I'm not big enough to hold all that dick, we both know it, but he's inside me somehow. I can feel him so deep I can almost taste him. His hands are holding my back up, my legs are around his waist, and he's fuckin' me slow as he kisses me.
So I start pushin back against him and my dick is twitchin' every time he pushes in me, and before I know it I'm blowin' my load all over his big hairy chest and bellowin' at him to go harder, damnit, and he's got a hand on my cock now, and I can practically see his meat pushin' against my stomach from the inside.

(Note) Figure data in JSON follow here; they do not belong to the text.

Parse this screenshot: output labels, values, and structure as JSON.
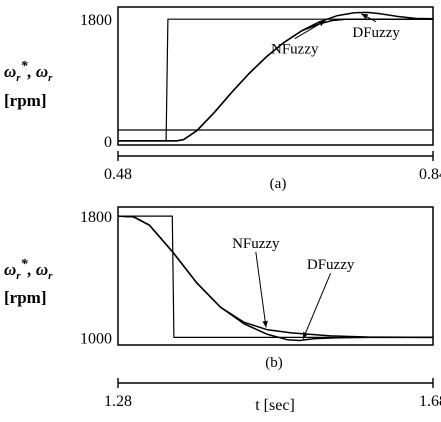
{
  "chart_data": [
    {
      "type": "line",
      "panel_label": "(a)",
      "ylabel": [
        "ω_r*, ω_r",
        "[rpm]"
      ],
      "xlabel": "",
      "xlim": [
        0.48,
        0.84
      ],
      "ylim": [
        -60,
        1980
      ],
      "x_ticks": [
        {
          "value": 0.48,
          "label": "0.48"
        },
        {
          "value": 0.84,
          "label": "0.84"
        }
      ],
      "y_ticks": [
        {
          "value": 1800,
          "label": "1800"
        },
        {
          "value": 0,
          "label": "0"
        }
      ],
      "series": [
        {
          "role": "reference",
          "points": [
            [
              0.48,
              0
            ],
            [
              0.535,
              0
            ],
            [
              0.537,
              1800
            ],
            [
              0.84,
              1800
            ]
          ]
        },
        {
          "name": "NFuzzy",
          "points": [
            [
              0.48,
              0
            ],
            [
              0.547,
              0
            ],
            [
              0.555,
              20
            ],
            [
              0.57,
              150
            ],
            [
              0.59,
              420
            ],
            [
              0.61,
              720
            ],
            [
              0.63,
              1000
            ],
            [
              0.65,
              1250
            ],
            [
              0.67,
              1460
            ],
            [
              0.69,
              1630
            ],
            [
              0.71,
              1730
            ],
            [
              0.725,
              1780
            ],
            [
              0.74,
              1800
            ],
            [
              0.84,
              1800
            ]
          ]
        },
        {
          "name": "DFuzzy",
          "points": [
            [
              0.48,
              0
            ],
            [
              0.547,
              0
            ],
            [
              0.555,
              20
            ],
            [
              0.57,
              150
            ],
            [
              0.59,
              420
            ],
            [
              0.61,
              720
            ],
            [
              0.63,
              1000
            ],
            [
              0.65,
              1250
            ],
            [
              0.67,
              1460
            ],
            [
              0.69,
              1630
            ],
            [
              0.71,
              1760
            ],
            [
              0.73,
              1850
            ],
            [
              0.75,
              1895
            ],
            [
              0.765,
              1900
            ],
            [
              0.78,
              1880
            ],
            [
              0.8,
              1840
            ],
            [
              0.82,
              1812
            ],
            [
              0.84,
              1805
            ]
          ]
        }
      ],
      "annotations": [
        {
          "text": "NFuzzy",
          "x": 0.682,
          "y": 1290,
          "points_to": [
            0.717,
            1780
          ]
        },
        {
          "text": "DFuzzy",
          "x": 0.775,
          "y": 1540,
          "points_to": [
            0.758,
            1880
          ]
        }
      ]
    },
    {
      "type": "line",
      "panel_label": "(b)",
      "ylabel": [
        "ω_r*, ω_r",
        "[rpm]"
      ],
      "xlabel": "t [sec]",
      "xlim": [
        1.28,
        1.68
      ],
      "ylim": [
        950,
        1860
      ],
      "x_ticks": [
        {
          "value": 1.28,
          "label": "1.28"
        },
        {
          "value": 1.68,
          "label": "1.68"
        }
      ],
      "y_ticks": [
        {
          "value": 1800,
          "label": "1800"
        },
        {
          "value": 1000,
          "label": "1000"
        }
      ],
      "series": [
        {
          "role": "reference",
          "points": [
            [
              1.28,
              1800
            ],
            [
              1.349,
              1800
            ],
            [
              1.351,
              1000
            ],
            [
              1.68,
              1000
            ]
          ]
        },
        {
          "name": "NFuzzy",
          "points": [
            [
              1.28,
              1800
            ],
            [
              1.3,
              1795
            ],
            [
              1.32,
              1740
            ],
            [
              1.35,
              1560
            ],
            [
              1.38,
              1360
            ],
            [
              1.41,
              1200
            ],
            [
              1.44,
              1100
            ],
            [
              1.47,
              1050
            ],
            [
              1.5,
              1030
            ],
            [
              1.55,
              1010
            ],
            [
              1.6,
              1002
            ],
            [
              1.68,
              1000
            ]
          ]
        },
        {
          "name": "DFuzzy",
          "points": [
            [
              1.28,
              1800
            ],
            [
              1.3,
              1795
            ],
            [
              1.32,
              1740
            ],
            [
              1.35,
              1560
            ],
            [
              1.38,
              1360
            ],
            [
              1.41,
              1200
            ],
            [
              1.44,
              1090
            ],
            [
              1.47,
              1020
            ],
            [
              1.495,
              985
            ],
            [
              1.51,
              980
            ],
            [
              1.53,
              992
            ],
            [
              1.56,
              998
            ],
            [
              1.6,
              1000
            ],
            [
              1.68,
              1000
            ]
          ]
        }
      ],
      "annotations": [
        {
          "text": "NFuzzy",
          "x": 1.455,
          "y": 1590,
          "points_to": [
            1.468,
            1065
          ]
        },
        {
          "text": "DFuzzy",
          "x": 1.55,
          "y": 1450,
          "points_to": [
            1.515,
            990
          ]
        }
      ]
    }
  ]
}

When he comes, his whole body clenches and I can see his face change real quick - anger, pain, surprise, peace. He comes in me like a hose, drenches my insides. I ain't never gonna get used to the feelin' of that slick heat in my ass. He collapses on me, releases my wrists, an the first thing I do is touch his face. He's sweaty, he's hairy, his big fat belly and chest is covered in my spunk, but he's so fuckin' handsome I could die.
"You fat motherfucker," I groan, feeling his back.
"I am Scout fucker," he laughs. His breath is hittin' my ear.
He rolls off me, and I sit up.
"Well, guess I should go now." I don't move. I don't take off my collar. He smiles at me and lays back, leaving just enough room for me.
He knows me too well. I fidget around for a second before laying down, an he wraps those big burly arms around me, holdin' me like a teddy bear.
"I love you, Jesse," he grunts all sleepy-like.
It don't matter how many times I hear him say it, I won't never get used to it. "I know, pancakes, shut ya face."
It's too quiet in here.
Fine.
"I love you too, Nikolas," I tell him, and as sleep creeps up to take me out, I kiss him, and he smiles.